A number of chapters look at the development of principles through litigation. The cases are traditional judicial review cases or merits review determinations under different forms of development approval legislation. The litigation discussed includes that concerning the extension of the life of the highly carbon inefficient power generator at Hazelwood in Victoria; the approval of the Taralga wind farm in New South Wales; and the attempts by the federal government to stymie the Bald Hills wind farm in Victoria for political purposes.

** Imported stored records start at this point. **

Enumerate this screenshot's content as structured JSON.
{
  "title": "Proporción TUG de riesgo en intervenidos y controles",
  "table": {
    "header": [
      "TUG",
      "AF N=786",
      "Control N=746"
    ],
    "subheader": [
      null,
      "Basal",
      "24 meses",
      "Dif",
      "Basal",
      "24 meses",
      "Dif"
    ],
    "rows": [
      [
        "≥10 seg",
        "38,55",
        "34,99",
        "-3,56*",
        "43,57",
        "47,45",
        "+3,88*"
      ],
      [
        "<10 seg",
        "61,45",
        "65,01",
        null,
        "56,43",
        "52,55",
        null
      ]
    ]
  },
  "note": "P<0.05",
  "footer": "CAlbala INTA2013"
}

The renewal of coal mines have been a fruitful source of litigation including the Xstrata case in the Court of Appeal in Queensland6;  the Bowen Basin litigation in the Federal Court7;  and the Anvil Hill coal mine in the Hunter Valley8.

Climate Law in Australia predates the election of a new federal government on 24 November 2007. The much anticipated Garnaut Report and resultant legislative action may make some of the essays date quickly. This will not matter.

Not only has the collection made the point, effectively, that “climate law” is an organising principle whose time has arrived. It also provides an excellent primer for practitioners; students; and educators who wish to obtain a basic mastery of the new topic. Hopefully, further seminars and other fora will not only update the essays as further legal developments take place. Hopefully, they will build on the excellent analysis provided by this publication.

Stephen Keim SC

Footnotes

  1. Professor Bonyhady qualifies easily as polymath. As well as his many publications on environmental law; he is also an expert on art; art history and Australian history, having published prestigiously in each of these fields and has curated collections at the Australian Portrait Gallery and the Australian National Gallery. http://www.humanities.org.au/Fellows/Searches/FellowsSearch.asp?Disc=3&KW=&Order=A&SN=&Sort=S&submit=Search&type=.
  2. Dr. Christoff is coordinator of environmental studies in the School of Social and Environmental Enquiry at the University of Melbourne. He is a non-lawyer with an emphasis on policy development. His publication record on climate change policy is both extensive and impressive.
  3. RRP is $59.95. Direct price (from the publisher) is $55.00.
  4. The seminar was enjoyable not only because the best legal minds in a host of specific disciplines took part. The format contributed greatly. The house rule was that everyone had to have read the paper before the particular session started. The person who wrote the paper did not get to deliver it. Instead, the session started with the commentator ripping into the paper. This was followed by everyone round the table being encouraged to add their criticisms. Finally, with 15 minutes left, the paper writer got to try to defend themselves and put the pieces back together again. An excellent blood sport indeed and it worked.
  5. The author of the chapter on adaptation is Jan McDonald, John F Kearney Professor of Law at Griffith University.
  6. See Queensland Conservation Council Inc v Xstrata Coal Queensland Pty Ltd [2007] QCA 338. The chapter is written by Queensland barrister, Dr. Chris McGrath.
  7. See Wildlife Preservation Society of Queensland Proserpine/Whitsunday Branch v Minister for Environment and Heritage [2006] FCA 736; (2006) 232 ALR 510.
  8. The case is Gray v Minister for Planning [2006] NSWLEC 720, 152 LGERA 258.